コンフィギュレーション・センターは、日本市場における同社ソフトウェア製品の導入時のコンサルティングや、業務テンプレートの構築、実行環境の整備などを行なう組織。当初は5名の社員を配備する。稲井氏は、同センターの開設の理由について「米国と日本とでは、ビジネスモデルやビジネススタイル、ソフトのルック&フィールもまるで違っている。それぞれの顧客によって、必要とするコンポーネントやアルゴリズムは異なっている。また、カンパニーアイデンティティーも含めて、製品をインテグレーションしたり、イレギュラーに対応する必要がある。これにより、顧客にとって最適なソリューションを、迅速に提供することを目指す」と述べた。
enVISION2002 TOKYOの概要 |
enVISION 2002 TOKYOは、1998年の第1回以来、5回目となるプライベートコンファレンス。6月11、12日の2日間、東京都千代田区の都市センターホテルで開催を予定している。今回のテーマは“新たな時代――企業利益最大化への挑戦~『確実に動く』、『短期間で使える』、『利益を上げる』ソリューション”。同社では、このほかにも積極的なプロモーションを行なっていくとしている。稲井氏は「日本企業が、世界レベルで戦えるようにEPOソリューションを提供し、グローバル社会で勝てるような支援を行なっていく」と述べた。

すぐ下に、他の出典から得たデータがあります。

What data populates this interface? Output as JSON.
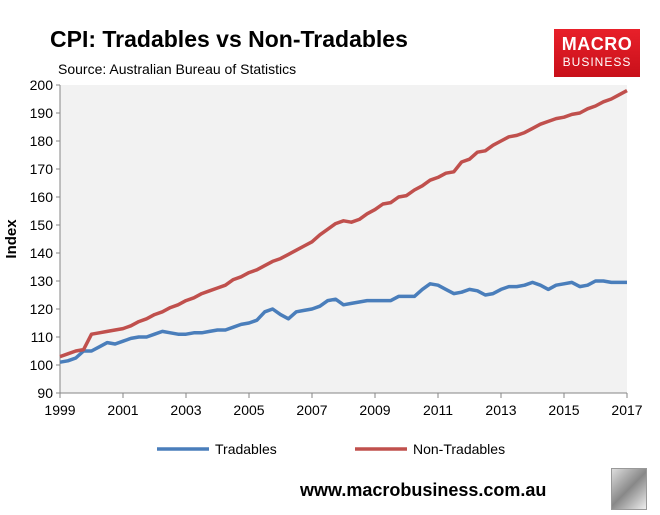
{
  "header": {
    "title": "CPI: Tradables vs Non-Tradables",
    "subtitle": "Source: Australian Bureau of Statistics"
  },
  "logo": {
    "line1": "MACRO",
    "line2": "BUSINESS",
    "color": "#e31b23"
  },
  "footer": {
    "url": "www.macrobusiness.com.au",
    "icon": "wolf-logo-icon"
  },
  "chart_data": {
    "type": "line",
    "title": "CPI: Tradables vs Non-Tradables",
    "xlabel": "",
    "ylabel": "Index",
    "xlim": [
      1999,
      2017
    ],
    "ylim": [
      90,
      200
    ],
    "xticks": [
      "1999",
      "2001",
      "2003",
      "2005",
      "2007",
      "2009",
      "2011",
      "2013",
      "2015",
      "2017"
    ],
    "yticks": [
      "90",
      "100",
      "110",
      "120",
      "130",
      "140",
      "150",
      "160",
      "170",
      "180",
      "190",
      "200"
    ],
    "grid": false,
    "legend": "bottom",
    "background": "#f2f2f2",
    "x_start": "1999Q1",
    "x_frequency": "quarterly",
    "series": [
      {
        "name": "Tradables",
        "color": "#4a7ebb",
        "values": [
          101,
          101.5,
          102.5,
          105,
          105,
          106.5,
          108,
          107.5,
          108.5,
          109.5,
          110,
          110,
          111,
          112,
          111.5,
          111,
          111,
          111.5,
          111.5,
          112,
          112.5,
          112.5,
          113.5,
          114.5,
          115,
          116,
          119,
          120,
          118,
          116.5,
          119,
          119.5,
          120,
          121,
          123,
          123.5,
          121.5,
          122,
          122.5,
          123,
          123,
          123,
          123,
          124.5,
          124.5,
          124.5,
          127,
          129,
          128.5,
          127,
          125.5,
          126,
          127,
          126.5,
          125,
          125.5,
          127,
          128,
          128,
          128.5,
          129.5,
          128.5,
          127,
          128.5,
          129,
          129.5,
          128,
          128.5,
          130,
          130,
          129.5,
          129.5,
          129.5
        ]
      },
      {
        "name": "Non-Tradables",
        "color": "#c0504d",
        "values": [
          103,
          104,
          105,
          105.5,
          111,
          111.5,
          112,
          112.5,
          113,
          114,
          115.5,
          116.5,
          118,
          119,
          120.5,
          121.5,
          123,
          124,
          125.5,
          126.5,
          127.5,
          128.5,
          130.5,
          131.5,
          133,
          134,
          135.5,
          137,
          138,
          139.5,
          141,
          142.5,
          144,
          146.5,
          148.5,
          150.5,
          151.5,
          151,
          152,
          154,
          155.5,
          157.5,
          158,
          160,
          160.5,
          162.5,
          164,
          166,
          167,
          168.5,
          169,
          172.5,
          173.5,
          176,
          176.5,
          178.5,
          180,
          181.5,
          182,
          183,
          184.5,
          186,
          187,
          188,
          188.5,
          189.5,
          190,
          191.5,
          192.5,
          194,
          195,
          196.5,
          198
        ]
      }
    ]
  }
}
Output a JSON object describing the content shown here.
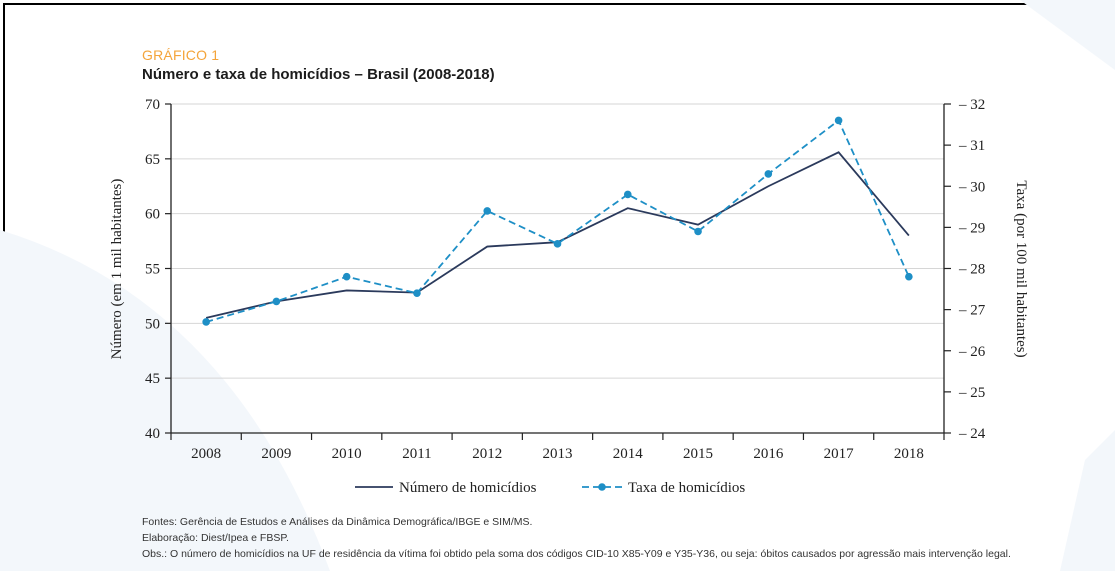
{
  "figure": {
    "label": "GRÁFICO 1",
    "title": "Número e taxa de homicídios – Brasil (2008-2018)"
  },
  "chart_data": {
    "type": "line",
    "categories": [
      "2008",
      "2009",
      "2010",
      "2011",
      "2012",
      "2013",
      "2014",
      "2015",
      "2016",
      "2017",
      "2018"
    ],
    "series": [
      {
        "name": "Número de homicídios",
        "axis": "left",
        "color": "#2b3a5c",
        "style": "solid",
        "values": [
          50.5,
          52.0,
          53.0,
          52.8,
          57.0,
          57.4,
          60.5,
          59.0,
          62.5,
          65.6,
          58.0
        ]
      },
      {
        "name": "Taxa de homicídios",
        "axis": "right",
        "color": "#1e8fc6",
        "style": "dashed-markers",
        "values": [
          26.7,
          27.2,
          27.8,
          27.4,
          29.4,
          28.6,
          29.8,
          28.9,
          30.3,
          31.6,
          27.8
        ]
      }
    ],
    "ylabel": "Número (em 1 mil habitantes)",
    "ylim": [
      40,
      70
    ],
    "yticks": [
      40,
      45,
      50,
      55,
      60,
      65,
      70
    ],
    "y2label": "Taxa (por 100 mil habitantes)",
    "y2lim": [
      24,
      32
    ],
    "y2ticks": [
      24,
      25,
      26,
      27,
      28,
      29,
      30,
      31,
      32
    ],
    "grid": true,
    "legend": "bottom-center"
  },
  "notes": {
    "sources": "Fontes: Gerência de Estudos e Análises da Dinâmica Demográfica/IBGE e SIM/MS.",
    "elaboration": "Elaboração: Diest/Ipea e FBSP.",
    "obs": "Obs.: O número de homicídios na UF de residência da vítima foi obtido pela soma dos códigos CID-10 X85-Y09 e Y35-Y36, ou seja: óbitos causados por agressão mais intervenção legal."
  }
}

同社バイスプレジデントのディビット G.フレンツェル(David G.Frentzel)氏 |
Manugistics 7については、同社バイスプレジデントのディビット G.フレンツェル(David G.Frentzel)氏が説明を行なった。
Manugistics 7の構成図 |
Manugistics 7は、原材料の供給から製品の販売に至る過程において、意志決定の支援を行なうソフトウェア製品で、“Manugistics”シリーズの最新バージョン。今回発表したバージョンより、J2EEベースのウェブネイティブ・アーキテクチャーを採用している。これに伴い、同社が持つ20以上のSCM/PRO/SRM(※1)/SPM/EPO製品は、すべてウェブネイティブに統合され、共通のユーザーインターフェースとポータルサイトから、操作とアクセスが可能になるという。特徴的として、最適化エンジンを用いることで、利益を最大化するような価格を計算する機能を備えるという。また、同じ画面内で複数のアルゴリズムを用い、商品や流通の特性から、どのアルゴリズムを対応させれば効果があるかについても分析できるとしている。また、顧客のニーズに合わせた、コンポーネント群のセットも用意しているという。

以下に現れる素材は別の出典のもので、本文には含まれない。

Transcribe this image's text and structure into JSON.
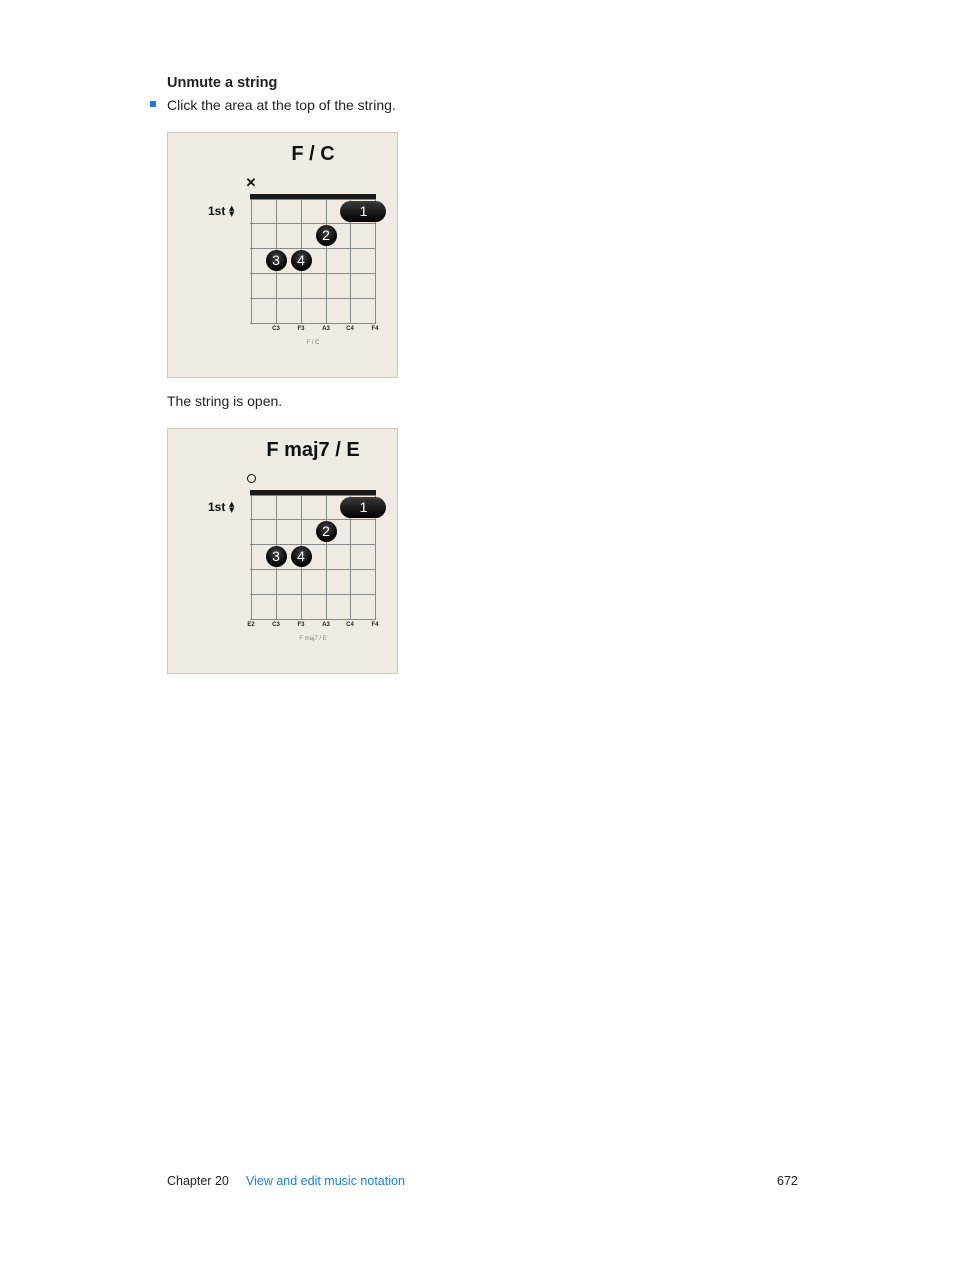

※1 SRM (Supplier Relationship Management)委託工場や原材料提供側などサプライヤーとの協力によって、物資調達や開発などにかかるトータルコストの削減を図るビジネス戦略Manugistics 7のポータルサイト画面の一例(画像は開発中のもの) |
同じ画面内で、複数のアルゴリズムを用いて価格の計算などを行なえるとしている |
同製品について、稲井氏は「幅広いコンフィギュレーションと、高い拡張性を通じて、安いコストで高い価値を生み出せる。色々な機能を、顧客に提供したいと考えている」と述べた。Manugistics 7は9月ごろに米国で出荷を開始する予定。年内には、日本語版も提供するとしている。